Results included the finding that cone density decreased in 98.3% of all examined locations over a time period of about 40 months for those with AMD in both the SDD and drusen subcategories. Even further, decline in cone density was more rapid for those with SDD than for both the drusen and no SDD types.

At baseline, cone density was lower than normal values for both the AMD-with-drusen and AMD-with-SDD groups, with values of 31% and 42% lower than average, respectively. After about 40 months, this percentage increased significantly to 70% in the drusen group and 80% in the SDD group.

The researchers believe the reason for their findings may be related to choroidal blood flow. A deficiency of this has already been shown to play a role in AMD pathophysiology, with choriocapillaris loss seen in all AMD stages. As such, the researchers predict that reduced choroidal blood flow may affect the entire retina, resulting in retinal area cone loss without AMD lesions. Indicative of this being a possibility, eyes with SDD display thinner choroid than eyes with soft drusen and normal eyes, meaning a potential reduced metabolic capacity.

The researchers describe another possibility for reduction of cone density in the unremarkable clinical area. They specify that retinal areas without drusen or SDD can still display AMD pathology. This could look like thin accumulation of basal linear deposit or thick basal laminar deposit of the RPE-basal lamina-Bruch’s membrane complex.

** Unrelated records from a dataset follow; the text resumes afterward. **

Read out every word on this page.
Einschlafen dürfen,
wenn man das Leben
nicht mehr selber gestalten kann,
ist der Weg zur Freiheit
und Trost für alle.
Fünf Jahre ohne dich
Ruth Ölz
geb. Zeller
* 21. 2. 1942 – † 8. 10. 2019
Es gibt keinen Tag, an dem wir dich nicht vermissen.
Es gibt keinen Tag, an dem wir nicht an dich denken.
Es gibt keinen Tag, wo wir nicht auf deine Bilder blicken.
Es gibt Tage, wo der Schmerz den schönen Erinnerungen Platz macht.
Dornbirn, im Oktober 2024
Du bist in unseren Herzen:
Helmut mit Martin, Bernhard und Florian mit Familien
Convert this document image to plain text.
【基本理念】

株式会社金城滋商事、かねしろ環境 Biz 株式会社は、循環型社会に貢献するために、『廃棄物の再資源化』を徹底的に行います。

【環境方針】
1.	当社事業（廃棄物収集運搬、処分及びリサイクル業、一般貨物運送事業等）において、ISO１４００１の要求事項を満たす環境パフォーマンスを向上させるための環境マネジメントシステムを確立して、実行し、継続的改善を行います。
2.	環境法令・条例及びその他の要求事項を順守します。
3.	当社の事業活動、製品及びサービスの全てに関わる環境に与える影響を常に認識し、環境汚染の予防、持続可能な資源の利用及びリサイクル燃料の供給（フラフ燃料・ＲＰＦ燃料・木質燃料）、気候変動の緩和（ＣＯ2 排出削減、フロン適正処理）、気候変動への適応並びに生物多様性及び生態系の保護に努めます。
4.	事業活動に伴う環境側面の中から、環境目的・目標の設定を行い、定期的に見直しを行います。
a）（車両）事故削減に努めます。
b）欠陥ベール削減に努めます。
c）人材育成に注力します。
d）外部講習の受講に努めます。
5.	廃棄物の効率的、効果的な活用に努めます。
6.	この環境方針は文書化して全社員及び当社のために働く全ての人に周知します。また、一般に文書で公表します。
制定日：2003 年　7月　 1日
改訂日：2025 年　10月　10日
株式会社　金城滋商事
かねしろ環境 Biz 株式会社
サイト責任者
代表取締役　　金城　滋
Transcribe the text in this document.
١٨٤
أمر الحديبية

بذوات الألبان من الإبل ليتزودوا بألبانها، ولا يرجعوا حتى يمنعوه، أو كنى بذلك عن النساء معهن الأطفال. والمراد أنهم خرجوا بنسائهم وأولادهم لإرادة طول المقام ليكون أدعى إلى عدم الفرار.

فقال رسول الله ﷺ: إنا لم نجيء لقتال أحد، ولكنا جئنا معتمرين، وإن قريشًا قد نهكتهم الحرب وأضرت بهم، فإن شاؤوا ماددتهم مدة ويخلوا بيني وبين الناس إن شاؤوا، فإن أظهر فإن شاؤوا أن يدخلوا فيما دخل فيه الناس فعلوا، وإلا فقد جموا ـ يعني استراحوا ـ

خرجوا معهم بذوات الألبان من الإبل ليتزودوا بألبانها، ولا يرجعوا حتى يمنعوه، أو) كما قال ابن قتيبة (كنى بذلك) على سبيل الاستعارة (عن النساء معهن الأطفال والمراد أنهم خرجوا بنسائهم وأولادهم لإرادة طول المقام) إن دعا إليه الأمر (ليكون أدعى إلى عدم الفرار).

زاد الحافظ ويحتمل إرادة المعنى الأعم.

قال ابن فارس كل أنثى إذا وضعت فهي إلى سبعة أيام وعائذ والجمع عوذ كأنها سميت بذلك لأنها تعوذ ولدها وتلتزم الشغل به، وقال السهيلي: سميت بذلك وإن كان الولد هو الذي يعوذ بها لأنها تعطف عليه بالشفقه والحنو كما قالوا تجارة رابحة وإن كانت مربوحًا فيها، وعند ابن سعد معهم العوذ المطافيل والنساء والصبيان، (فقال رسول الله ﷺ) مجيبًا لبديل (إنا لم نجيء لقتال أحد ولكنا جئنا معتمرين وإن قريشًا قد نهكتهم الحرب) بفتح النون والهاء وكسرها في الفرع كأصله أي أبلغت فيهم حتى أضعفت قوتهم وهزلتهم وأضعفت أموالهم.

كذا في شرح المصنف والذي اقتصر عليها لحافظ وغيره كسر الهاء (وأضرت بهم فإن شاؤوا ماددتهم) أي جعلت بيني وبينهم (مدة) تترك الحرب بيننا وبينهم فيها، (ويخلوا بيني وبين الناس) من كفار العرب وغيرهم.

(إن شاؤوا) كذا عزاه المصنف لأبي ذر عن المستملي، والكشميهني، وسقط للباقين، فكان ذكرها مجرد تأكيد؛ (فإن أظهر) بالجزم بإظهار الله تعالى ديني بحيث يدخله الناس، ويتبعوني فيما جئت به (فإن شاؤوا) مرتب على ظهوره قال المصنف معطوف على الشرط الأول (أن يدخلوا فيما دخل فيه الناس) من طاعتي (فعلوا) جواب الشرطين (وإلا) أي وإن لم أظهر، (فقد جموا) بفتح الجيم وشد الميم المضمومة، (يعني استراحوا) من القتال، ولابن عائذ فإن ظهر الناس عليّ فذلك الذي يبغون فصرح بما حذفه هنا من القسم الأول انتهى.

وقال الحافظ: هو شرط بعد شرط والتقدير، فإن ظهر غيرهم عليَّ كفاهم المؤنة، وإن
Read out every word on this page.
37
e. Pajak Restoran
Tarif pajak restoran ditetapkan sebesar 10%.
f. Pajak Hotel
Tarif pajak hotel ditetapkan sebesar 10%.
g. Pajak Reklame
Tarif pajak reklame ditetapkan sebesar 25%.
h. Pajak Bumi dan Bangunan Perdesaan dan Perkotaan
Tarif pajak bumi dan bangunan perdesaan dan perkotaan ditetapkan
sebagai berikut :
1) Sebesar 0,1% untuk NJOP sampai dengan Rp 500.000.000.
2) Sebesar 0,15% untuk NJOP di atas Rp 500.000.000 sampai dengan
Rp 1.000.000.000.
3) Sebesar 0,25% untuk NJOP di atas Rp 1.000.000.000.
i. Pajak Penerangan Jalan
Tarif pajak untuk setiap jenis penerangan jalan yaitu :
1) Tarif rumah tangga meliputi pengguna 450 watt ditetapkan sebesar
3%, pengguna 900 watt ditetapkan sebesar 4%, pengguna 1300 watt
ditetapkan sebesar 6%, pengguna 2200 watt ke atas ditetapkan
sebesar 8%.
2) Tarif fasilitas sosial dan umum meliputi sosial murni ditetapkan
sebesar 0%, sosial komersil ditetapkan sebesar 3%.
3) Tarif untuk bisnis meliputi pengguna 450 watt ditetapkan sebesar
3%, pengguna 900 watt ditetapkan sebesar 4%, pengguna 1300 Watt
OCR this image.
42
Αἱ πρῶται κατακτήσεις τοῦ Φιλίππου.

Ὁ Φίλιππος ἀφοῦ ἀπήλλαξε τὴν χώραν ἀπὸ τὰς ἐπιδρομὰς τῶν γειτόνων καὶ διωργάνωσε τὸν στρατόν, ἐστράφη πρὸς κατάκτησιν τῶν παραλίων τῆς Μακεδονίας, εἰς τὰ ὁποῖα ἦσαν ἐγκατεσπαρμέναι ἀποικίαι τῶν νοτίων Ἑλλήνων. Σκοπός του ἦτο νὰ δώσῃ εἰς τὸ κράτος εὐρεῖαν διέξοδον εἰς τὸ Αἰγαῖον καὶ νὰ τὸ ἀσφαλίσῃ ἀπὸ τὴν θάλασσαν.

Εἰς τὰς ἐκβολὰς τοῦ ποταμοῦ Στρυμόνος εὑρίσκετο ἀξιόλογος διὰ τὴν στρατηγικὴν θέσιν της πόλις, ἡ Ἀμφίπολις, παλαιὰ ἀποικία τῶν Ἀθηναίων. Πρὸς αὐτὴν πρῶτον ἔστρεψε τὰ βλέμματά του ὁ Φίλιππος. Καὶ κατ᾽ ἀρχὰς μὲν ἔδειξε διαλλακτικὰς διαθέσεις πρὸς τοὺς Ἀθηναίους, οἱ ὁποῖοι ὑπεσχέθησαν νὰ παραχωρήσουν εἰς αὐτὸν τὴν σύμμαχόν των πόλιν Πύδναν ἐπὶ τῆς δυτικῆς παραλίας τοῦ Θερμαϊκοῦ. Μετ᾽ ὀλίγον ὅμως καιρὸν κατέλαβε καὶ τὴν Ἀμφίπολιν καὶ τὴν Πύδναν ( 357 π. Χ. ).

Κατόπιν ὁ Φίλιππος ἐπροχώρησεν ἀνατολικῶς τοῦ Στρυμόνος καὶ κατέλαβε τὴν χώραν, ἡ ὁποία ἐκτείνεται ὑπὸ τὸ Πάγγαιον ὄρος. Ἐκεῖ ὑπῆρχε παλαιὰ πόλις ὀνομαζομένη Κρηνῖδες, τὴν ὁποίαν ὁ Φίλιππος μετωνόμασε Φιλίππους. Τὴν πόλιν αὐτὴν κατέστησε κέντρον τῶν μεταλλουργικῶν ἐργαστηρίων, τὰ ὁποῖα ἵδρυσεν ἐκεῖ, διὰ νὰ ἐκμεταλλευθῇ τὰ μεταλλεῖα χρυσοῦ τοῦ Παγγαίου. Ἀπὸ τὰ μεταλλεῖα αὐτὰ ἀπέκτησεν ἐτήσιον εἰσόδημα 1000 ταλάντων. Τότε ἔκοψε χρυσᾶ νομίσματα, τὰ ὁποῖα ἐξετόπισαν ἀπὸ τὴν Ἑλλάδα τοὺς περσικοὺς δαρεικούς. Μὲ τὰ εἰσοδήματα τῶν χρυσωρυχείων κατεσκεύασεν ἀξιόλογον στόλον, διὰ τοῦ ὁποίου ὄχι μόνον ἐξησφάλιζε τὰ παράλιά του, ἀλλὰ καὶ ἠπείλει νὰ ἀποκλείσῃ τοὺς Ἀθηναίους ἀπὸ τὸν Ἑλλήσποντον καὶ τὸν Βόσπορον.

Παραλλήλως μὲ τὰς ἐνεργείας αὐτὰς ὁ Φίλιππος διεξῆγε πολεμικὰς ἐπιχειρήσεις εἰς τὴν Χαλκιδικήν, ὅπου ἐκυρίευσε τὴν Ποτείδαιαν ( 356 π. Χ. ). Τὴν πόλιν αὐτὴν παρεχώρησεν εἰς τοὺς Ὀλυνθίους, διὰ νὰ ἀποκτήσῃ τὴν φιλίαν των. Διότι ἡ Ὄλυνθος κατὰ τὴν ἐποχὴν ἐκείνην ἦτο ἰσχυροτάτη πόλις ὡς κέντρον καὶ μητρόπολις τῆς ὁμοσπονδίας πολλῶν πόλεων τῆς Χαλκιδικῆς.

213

Seen in these areas, this pathology may be below resolving capacity in commercial imaging, but the lesions still nay contribute to cone loss.

Despite still much to be discovered following this study, the authors are hopeful that “future longitudinal studies combining confocal and non-confocal AOSLO, and autofluorescence imaging with OCT-A, may provide further insight into cellular mechanisms of disease progression in eyes with AMD by disclosing the relationship between cones, RPE cells and the choriocapillaris.” The believe their study will both provide new insight for AMD pathophysiology and foster development and assessment of photoreceptor survival therapies.

Wang X, Sadda SR, Ip M, Sarraf D, Zhang Y. In vivo longitudinal measurement of cone photoreceptor density in intermediate age-related macular degeneration. Am J Ophthalmol. 2022. [Epub ahead of print].